Même si l'éradication du choléra est un objectif sur le long terme, qui demande des investissements dans les infrastructures dans le domaine de l'eau et de l'assainissement, il y a des choses à faire qui donnent des résultats immédiats, a expliqué le chef des questions d'eau et assainissement de l'UNICEF, Sanjay Wijesekera.

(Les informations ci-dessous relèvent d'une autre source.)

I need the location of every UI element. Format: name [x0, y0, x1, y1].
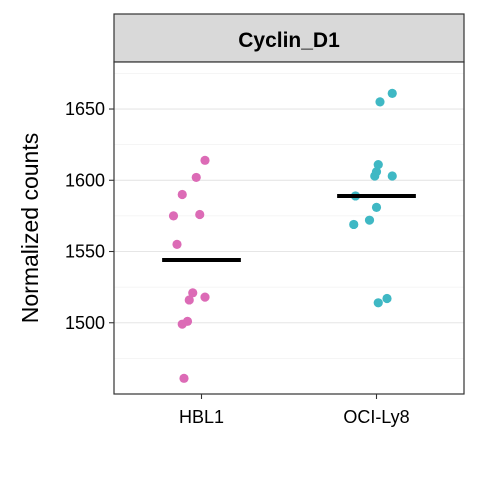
data-point — [179, 373, 189, 383]
data-point — [191, 172, 201, 183]
data-point — [200, 155, 210, 165]
data-point — [188, 288, 198, 298]
data-point — [375, 97, 385, 107]
data-point — [177, 319, 187, 329]
data-point — [195, 209, 205, 220]
data-point — [349, 219, 359, 230]
data-point — [172, 239, 182, 249]
x-tick-label: HBL1 — [179, 407, 224, 427]
y-tick-label: 1650 — [65, 99, 105, 119]
data-point — [373, 159, 383, 170]
plot-panel — [114, 62, 464, 394]
chart-title: Cyclin_D1 — [238, 29, 340, 52]
data-point — [200, 292, 210, 302]
y-tick-label: 1550 — [65, 242, 105, 262]
gridlines — [114, 72, 464, 359]
data-point — [370, 171, 380, 181]
data-point — [387, 88, 397, 98]
data-point — [382, 293, 392, 304]
data-point — [184, 295, 194, 305]
y-tick-label: 1500 — [65, 313, 105, 333]
y-axis-title: Normalized counts — [17, 133, 43, 323]
data-points — [168, 88, 397, 383]
data-point — [371, 202, 382, 212]
y-axis: 1500 1550 1600 1650 — [65, 99, 114, 333]
data-point — [177, 189, 187, 200]
data-point — [168, 211, 179, 221]
data-point — [373, 298, 383, 308]
mean-lines — [162, 193, 416, 263]
data-point — [364, 215, 375, 225]
x-tick-label: OCI-Ly8 — [343, 407, 409, 427]
data-point — [387, 171, 397, 181]
plot-panel-border — [113, 61, 465, 395]
facet-strip — [113, 13, 465, 63]
x-axis: HBL1 OCI-Ly8 — [179, 394, 410, 427]
y-tick-label: 1600 — [65, 170, 105, 190]
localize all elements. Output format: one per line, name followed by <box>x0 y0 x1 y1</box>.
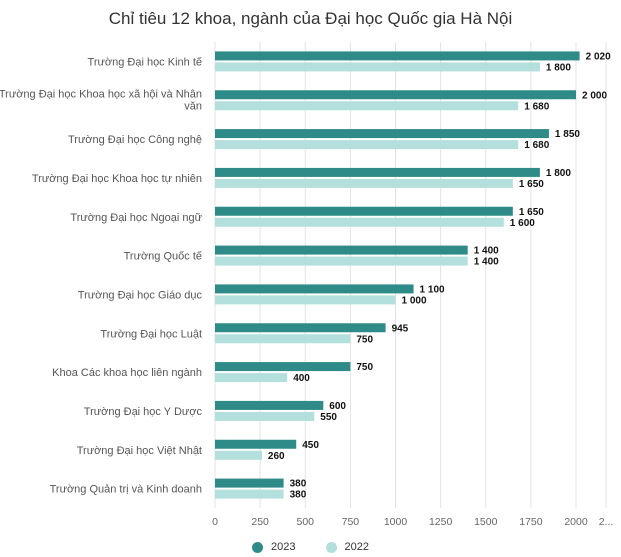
bar-2022[interactable] <box>215 62 540 72</box>
category-label: Trường Đại học Y Dược <box>84 406 203 418</box>
bar-2023[interactable] <box>215 400 324 410</box>
category-label: Trường Đại học Giáo dục <box>78 289 203 301</box>
data-label-2022: 260 <box>268 451 285 462</box>
category-label: Trường Đại học Ngoại ngữ <box>70 212 202 224</box>
bar-2022[interactable] <box>215 411 315 421</box>
category-label: Trường Đại học Khoa học tự nhiên <box>32 173 202 185</box>
x-tick-label: 2000 <box>564 516 588 528</box>
data-label-2023: 2 020 <box>586 51 611 62</box>
bar-2022[interactable] <box>215 334 351 344</box>
data-label-2022: 750 <box>356 334 373 345</box>
data-label-2022: 1 000 <box>402 295 427 306</box>
x-tick-label: 500 <box>296 516 314 528</box>
data-label-2023: 600 <box>329 401 346 412</box>
x-tick-label: 2... <box>599 516 614 528</box>
data-label-2023: 1 400 <box>474 246 499 257</box>
data-label-2022: 1 680 <box>524 101 549 112</box>
gridlines <box>214 42 607 508</box>
data-label-2022: 400 <box>293 373 310 384</box>
data-label-2023: 1 650 <box>519 207 544 218</box>
legend: 2023 2022 <box>0 541 621 553</box>
bar-2023[interactable] <box>215 362 351 372</box>
data-label-2023: 945 <box>392 323 409 334</box>
data-label-2023: 750 <box>356 362 373 373</box>
chart-title: Chỉ tiêu 12 khoa, ngành của Đại học Quốc… <box>108 9 513 28</box>
bar-2023[interactable] <box>215 206 513 216</box>
bar-2022[interactable] <box>215 256 468 266</box>
data-label-2022: 1 650 <box>519 179 544 190</box>
x-axis-ticks: 0 250 500 750 1000 1250 1500 1750 2000 2... <box>212 516 613 528</box>
data-label-2022: 1 680 <box>524 140 549 151</box>
category-label: Trường Quản trị và Kinh doanh <box>50 484 202 496</box>
category-label: Trường Quốc tế <box>124 251 202 263</box>
bar-2023[interactable] <box>215 90 576 100</box>
bar-2023[interactable] <box>215 439 297 449</box>
category-label: Trường Đại học Công nghệ <box>68 134 202 146</box>
bar-2022[interactable] <box>215 101 519 111</box>
x-tick-label: 1250 <box>429 516 453 528</box>
x-tick-label: 0 <box>212 516 218 528</box>
x-tick-label: 1000 <box>384 516 408 528</box>
legend-marker-2022 <box>325 541 337 553</box>
bar-2022[interactable] <box>215 178 513 188</box>
legend-label-2022: 2022 <box>344 541 369 553</box>
bar-2022[interactable] <box>215 489 284 499</box>
x-tick-label: 1750 <box>519 516 543 528</box>
bar-2022[interactable] <box>215 217 504 227</box>
bar-2023[interactable] <box>215 284 414 294</box>
data-label-2023: 2 000 <box>582 90 607 101</box>
bar-2022[interactable] <box>215 295 396 305</box>
data-label-2022: 1 400 <box>474 257 499 268</box>
bar-2023[interactable] <box>215 129 549 139</box>
category-label: Trường Đại học Khoa học xã hội và Nhân vă… <box>0 88 202 112</box>
category-label: Trường Đại học Kinh tế <box>88 56 202 68</box>
legend-item-2023[interactable]: 2023 <box>252 541 296 553</box>
bar-2022[interactable] <box>215 140 519 150</box>
x-tick-label: 750 <box>342 516 360 528</box>
data-label-2022: 1 800 <box>546 62 571 73</box>
category-label: Trường Đại học Việt Nhật <box>77 445 202 457</box>
x-tick-label: 250 <box>251 516 269 528</box>
bars <box>215 51 580 499</box>
data-label-2022: 1 600 <box>510 218 535 229</box>
category-label: Khoa Các khoa học liên ngành <box>52 367 202 379</box>
bar-2023[interactable] <box>215 245 468 255</box>
legend-item-2022[interactable]: 2022 <box>325 541 369 553</box>
legend-label-2023: 2023 <box>271 541 296 553</box>
category-label: Trường Đại học Luật <box>100 328 202 340</box>
bar-2023[interactable] <box>215 478 284 488</box>
data-label-2022: 550 <box>320 412 337 423</box>
x-tick-label: 1500 <box>474 516 498 528</box>
data-label-2023: 1 850 <box>555 129 580 140</box>
bar-2022[interactable] <box>215 450 262 460</box>
data-label-2023: 450 <box>302 440 319 451</box>
bar-2023[interactable] <box>215 323 386 333</box>
data-label-2023: 380 <box>290 479 307 490</box>
bar-2023[interactable] <box>215 51 580 61</box>
bar-2023[interactable] <box>215 167 540 177</box>
data-label-2023: 1 800 <box>546 168 571 179</box>
bar-2022[interactable] <box>215 373 288 383</box>
data-label-2022: 380 <box>290 490 307 501</box>
data-label-2023: 1 100 <box>420 284 445 295</box>
legend-marker-2023 <box>252 541 264 553</box>
category-labels: Trường Đại học Kinh tế Trường Đại học Kho… <box>0 56 203 495</box>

« Les investissements dans les infrastructures sont essentiels et nous devons relancer nos efforts dans ce domaine. Il existe aussi des interventions associées qui viendraient compléter et optimiser les investissements en matière d'infrastructures. De simples changements de comportements, tel que le fait de se laver les mains avec du savon peut avoir un impact considérable avec un coût modeste », a déclaré M. Wijesekera.

Le Président de la République dominicaine Leonel Fernandez, qui participait également à la conférence de presse par lien vidéo, a salué le lancement de l'appel à l'action pour l'élimination du choléra en Haïti et en République dominicaine.

« La communauté mondiale sait que le choléra a provoqué la mort de milliers de citoyens haïtiens et dans une moindre mesure, de citoyens dominicains au cours de l'année 2011. Le peuple frère d'Haïti a subi l'assaut de cette terrible maladie de manière plus dramatique, ce qui a motivé la solidarité des autorités de la République dominicaine et d'autres nations qui ont prêté leur concours pour pouvoir diminuer les ravages de la maladie », a déclaré M. Fernandez.

Le Président d'Haïti, Michel Joseph Martelly, également par lien vidéo, a de son côté rappelé que de nombreuses personnes souffrent encore de cette maladie transmise par le manque d'accès à l'eau potable et à cause de la faiblesse du système d'assainissement dans le pays.

« Des décennies de négligence et un manque d'investissement dans ces aspects spécifiés antérieurement ont causé beaucoup de maladies liées à l'utilisation d'une eau non potable, le manque d'éducation sur les bonnes pratiques d'hygiène, la mauvaise gestion des excrétions pour ne citer que cela. Aujourd'hui plus que jamais c'est le moment de colmater les brèches », a indiqué M. Martelly.

« Aujourd'hui je demande à notre Ministre de la Santé d'organiser une rencontre, avec nos voisins de la République Dominicaine et nos partenaires internationaux et locaux supportant cette lutte, afin de déterminer une stratégie conjointe pour éliminer le choléra de notre île », a-t-il ajouté.